Du bist da - endlich!

Dein Happy End hat sich verzögert, aber es bedeutete auch für zwei andere, alte Hundedamen das ganz große Glück. So kam anstatt Deiner Wenigkeit Ende Juni Sonja nach Deutschland, da gab es eine Namenverwechselung. Zurück blieben Du und Deine Schwester Romina. Im September jedoch stand für Dich schon erneut ein Körbchen parat, aber wieder gab es eine Verwechselung, es kam Romina, Deine Schwester, die Dir so unglaublich ähnlich sieht.

Die Empörung war groß, schon wieder so ein Pech, so ein Zufall, so ein Fehler, der passiert war. Wir alle konnten kaum glauben, dass Du wieder nicht aus der Flugbox gestiegen warst.

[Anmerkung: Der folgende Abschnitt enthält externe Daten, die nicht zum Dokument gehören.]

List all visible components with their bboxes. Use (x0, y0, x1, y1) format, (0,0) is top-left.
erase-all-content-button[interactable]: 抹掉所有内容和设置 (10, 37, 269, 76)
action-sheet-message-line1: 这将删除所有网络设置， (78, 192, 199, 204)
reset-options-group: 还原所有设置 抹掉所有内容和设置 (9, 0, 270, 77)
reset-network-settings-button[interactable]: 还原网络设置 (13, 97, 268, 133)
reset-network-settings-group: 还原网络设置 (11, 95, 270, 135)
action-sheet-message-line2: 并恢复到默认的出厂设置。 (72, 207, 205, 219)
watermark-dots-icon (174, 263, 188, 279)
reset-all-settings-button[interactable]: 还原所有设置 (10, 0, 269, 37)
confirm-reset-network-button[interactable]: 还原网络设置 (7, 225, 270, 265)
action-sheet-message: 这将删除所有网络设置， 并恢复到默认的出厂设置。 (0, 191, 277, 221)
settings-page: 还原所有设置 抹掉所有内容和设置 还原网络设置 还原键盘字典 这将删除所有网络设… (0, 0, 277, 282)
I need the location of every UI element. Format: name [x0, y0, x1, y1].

Deine Familie war wenige Stunden nach Ankunft Rominas absolut berührt von ihr und wollte sie nicht mehr hergeben. Aber Du gingst ihr auch nicht aus dem Kopf. So kam es, dass nach ein paar Tagen die Entscheidung fiel: Du darfst auch noch kommen!

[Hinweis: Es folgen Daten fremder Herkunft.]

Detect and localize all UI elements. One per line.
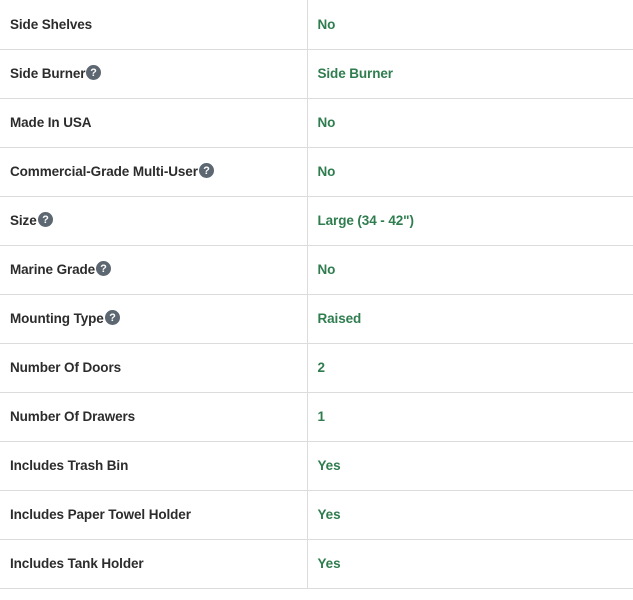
specifications-table-body: Side Shelves No Side Burner? Side Burner Mad… [0,0,633,589]
table-row: Size? Large (34 - 42") [0,196,633,246]
spec-value-cell: Side Burner [307,49,633,99]
spec-label-text: Side Shelves [10,16,93,32]
spec-label-cell: Marine Grade? [0,245,308,295]
spec-label-group: Side Burner? [10,65,102,81]
spec-label-group: Number Of Doors [10,361,121,375]
spec-value-cell: No [307,245,633,295]
spec-label-text: Includes Trash Bin [10,458,129,473]
table-row: Marine Grade? No [0,245,633,295]
spec-value-cell: 1 [307,392,633,442]
spec-label-cell: Includes Trash Bin [0,441,308,491]
table-row: Number Of Doors 2 [0,343,633,393]
help-circle-icon[interactable]: ? [104,310,120,326]
table-row: Side Shelves No [0,0,633,50]
spec-value-cell: 2 [307,343,633,393]
spec-value-cell: No [307,0,633,50]
svg-text:?: ? [100,263,106,275]
spec-label-group: Includes Paper Towel Holder [10,508,191,522]
spec-value-cell: Yes [307,441,633,491]
svg-text:?: ? [203,165,209,177]
product-specifications-table: Side Shelves No Side Burner? Side Burner Mad… [0,0,633,589]
spec-value-cell: Yes [307,490,633,540]
table-row: Includes Paper Towel Holder Yes [0,490,633,540]
table-row: Number Of Drawers 1 [0,392,633,442]
spec-value-cell: No [307,98,633,148]
spec-value-cell: Raised [307,294,633,344]
spec-label-cell: Size? [0,196,308,246]
help-circle-icon[interactable]: ? [198,163,214,179]
spec-label-cell: Includes Paper Towel Holder [0,490,308,540]
svg-text:?: ? [109,312,115,324]
spec-label-cell: Number Of Drawers [0,392,308,442]
svg-text:?: ? [91,67,97,79]
spec-label-cell: Mounting Type? [0,294,308,344]
spec-label-text: Number Of Drawers [10,409,136,424]
spec-label-text: Includes Paper Towel Holder [10,507,191,522]
spec-label-text: Includes Tank Holder [10,556,144,571]
table-row: Made In USA No [0,98,633,148]
spec-label-text: Made In USA [10,115,92,130]
spec-label-group: Number Of Drawers [10,410,135,424]
svg-text:?: ? [42,214,48,226]
spec-label-text: Commercial-Grade Multi-User [10,163,198,179]
spec-label-group: Includes Tank Holder [10,557,144,571]
spec-label-cell: Commercial-Grade Multi-User? [0,147,308,197]
spec-value-cell: No [307,147,633,197]
help-circle-icon[interactable]: ? [86,65,102,81]
spec-label-text: Size [10,212,37,228]
spec-label-cell: Made In USA [0,98,308,148]
spec-label-cell: Number Of Doors [0,343,308,393]
spec-label-cell: Side Burner? [0,49,308,99]
spec-value-cell: Large (34 - 42") [307,196,633,246]
table-row: Includes Tank Holder Yes [0,539,633,589]
table-row: Side Burner? Side Burner [0,49,633,99]
spec-label-group: Side Shelves [10,18,92,32]
spec-label-text: Side Burner [10,65,86,81]
table-row: Includes Trash Bin Yes [0,441,633,491]
spec-label-group: Commercial-Grade Multi-User? [10,163,214,179]
help-circle-icon[interactable]: ? [37,212,53,228]
spec-label-cell: Includes Tank Holder [0,539,308,589]
spec-label-text: Number Of Doors [10,360,122,375]
spec-label-text: Mounting Type [10,310,104,326]
help-circle-icon[interactable]: ? [96,261,112,277]
spec-label-group: Mounting Type? [10,310,120,326]
table-row: Mounting Type? Raised [0,294,633,344]
spec-label-group: Includes Trash Bin [10,459,128,473]
spec-value-cell: Yes [307,539,633,589]
spec-label-group: Marine Grade? [10,261,112,277]
spec-label-cell: Side Shelves [0,0,308,50]
specifications-table-container: Side Shelves No Side Burner? Side Burner Mad… [0,0,633,589]
table-row: Commercial-Grade Multi-User? No [0,147,633,197]
spec-label-text: Marine Grade [10,261,96,277]
spec-label-group: Size? [10,212,53,228]
spec-label-group: Made In USA [10,115,92,130]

Zwei alte Schwestern, die 8 Jahre im Rifugio verbracht hatten, sollten wieder vereint werden. Es war, als fehlte etwas, als wäre etwas verloren gegangen, bei Dir, bei Romina und auch bei Deiner Familie.

Ich weiß nicht, wie viele Menschen diesem großen Tag entgegengefiebert haben, hoffend, dass Du es nun diesmal auch wirklich bist, die auf den Flieger gesetzt wird. Ich weiß nicht, warum diese Geschichte von Sonja, Romina und Dir so passiert ist.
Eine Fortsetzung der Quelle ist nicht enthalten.